Analitik bakışta, analiz etme adına bütünün parçalandığı ve her parçanın diğer unsurlardan izole edilerek ele alındığı gözlerden kaçmaz. Dolayısıyla “nesnenin özü” yerine birtakım ayrıntılar içinde hareket edilir ve varlığa dokunmak bir yana ona yaklaşmak bile gerçekte mümkün olmaz. Analitik anlayışın içindeki göz bir yanılsama olarak gerçeğe dokunduğunu iddia eder. Diyalektik yöntem bunun tersidir. Bütünü diğer bütünlerle ele alma eğilimindedir; analitiğin sergilediği verimli ögeleri ise dışlamaz. Diyalektik, varlığı dinamik bir olgu olarak görür, onu çevresiyle ilişkisi içinde ele almayı tercih eder. Dolayısıyla diyalektik yöntem de analitik gibi, bilmek üzere nesne kıldığı olay ve olguları parçalarına ayırır; ancak bu ayrıştırılan kategorileri birbirleriyle korelasyon halinde görür. Bu çalışmada görüşleri değerlendirilip yorumlanan dil filozofu V. Voloşinov, bu bakışın tipik temsilcisi olarak görülmelidir. Bu yöntemin tarihsel bağlamda felsefi referansı ise Hegel’dir. Bu referansın etkisi Dil Felsefesi’nin İkinci Baskısı’nda daha da belirgin kılınmaktadır.

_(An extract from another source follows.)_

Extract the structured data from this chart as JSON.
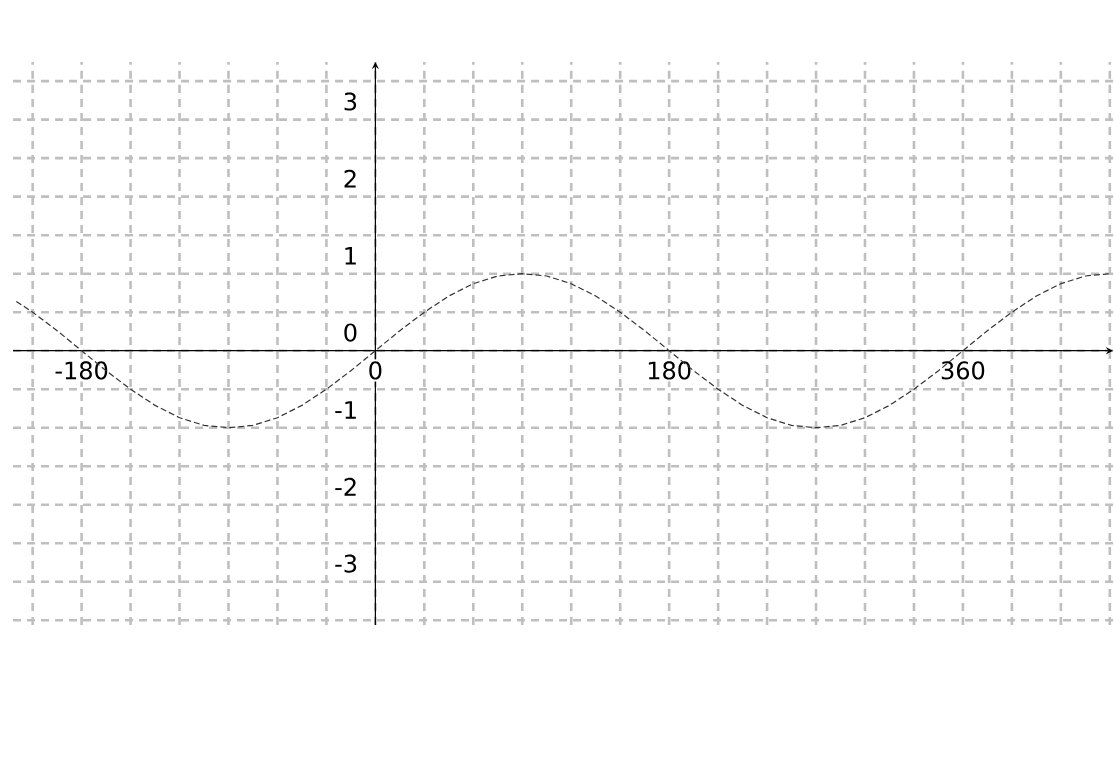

Genişletilmiş İkinci Baskı
Filozofça serisinin yeni kitabı olan Bilgi Felsefesi kitabını hazırlamakta olduğum günlerde yayınevimden yeni bir haber geldi. Dil Felsefesi’nin ikinci baskısının yapılması önerilince, kitabı yeni görüşler ışığında tekrar değerlendirme ve genişletme ihtiyacı olduğuna kanaat getirdim. Çünkü Birinci Baskı’nın, ana akım dil felsefesinin bazı hatalı yanlarını da taşıdığını dikkate alarak bu sorunu, aşma ve bu yüzden de kitabı genişletme ihtiyacı ortaya çıktı. Dolayısıyla bu baskı ilkinin bir tekrarı olarak ele alınamaz; zira genişçe bir metin daha yeni bölüm olarak kitaba girmiş oldu. Bu eklenen metnin, dil felsefesi anlayışımdaki, ana akım etkiyi belli bir oranda gerilettiğini düşünebiliriz. Yeni bölüm’le birlikte kitapta Saussure, Wittgenstein ve Chomsky başta olmak üzere ülkemiz felsefesinde Macit Gökberk ve Bedia Akarsu’dan Nermi Uygur, Naci Soykan ve Betül Çotuksöken’e dek dil felsefesine mesai harcamış pek çok değer, detaylar da verilerek sergileniyor. Bununla birlikte önceki çalışmanın içeriğinde -yüzeysel bile olsa- bir değişikliğe gidilmediği gibi düzeltiye (ekleme, çıkarma) başvurulmadığını da hatırlatmak isterim.
İkinci Baskı’ya müdahale etmemde bir başka neden de, konuya dair yayınlanan yeni kitapların içeriği olmuştur. Son beş altı yıldır hem telif hem de çeviri diyeceğimiz pek çok dil felsefesi kitabı raflardaki yerini aldı. Bu nedenle yeni kitap içeriklerini de genişletme çalışmasında dikkate alma ihtiyacı olmuştur. Dolayısıyla dil meselesiyle ilgilenenlerin yakından tanıdığı üzere, temel kaynak niteliğindeki birçok çalışmaya kimi zaman ayrıntılı da sayılacak biçimde yer verilmiştir. Bu yer vermelerin de etkisiyle üç bölümden oluşan eser şimdi dört bölüm olarak yayınlanmaktadır.
Birinci Baskı Kültür Bakanlığı yanında pek çok okurun, değişik mesleklerden kişi ve çevrelerin ilgisini çekmişti, umarım elinizdeki metin daha olmasını önerir da ilgi çekici, ufuk açıcı, bakışları genişletici bir etki bırakacaktır. Kitabın şimdiki haline eleştirel bir ruhun egemen olduğu gözlerden kaçmayacaktır; buna benzeterek Dil Felsefesi’ne bakışın da eleştirel, iyi okumalar dilerim.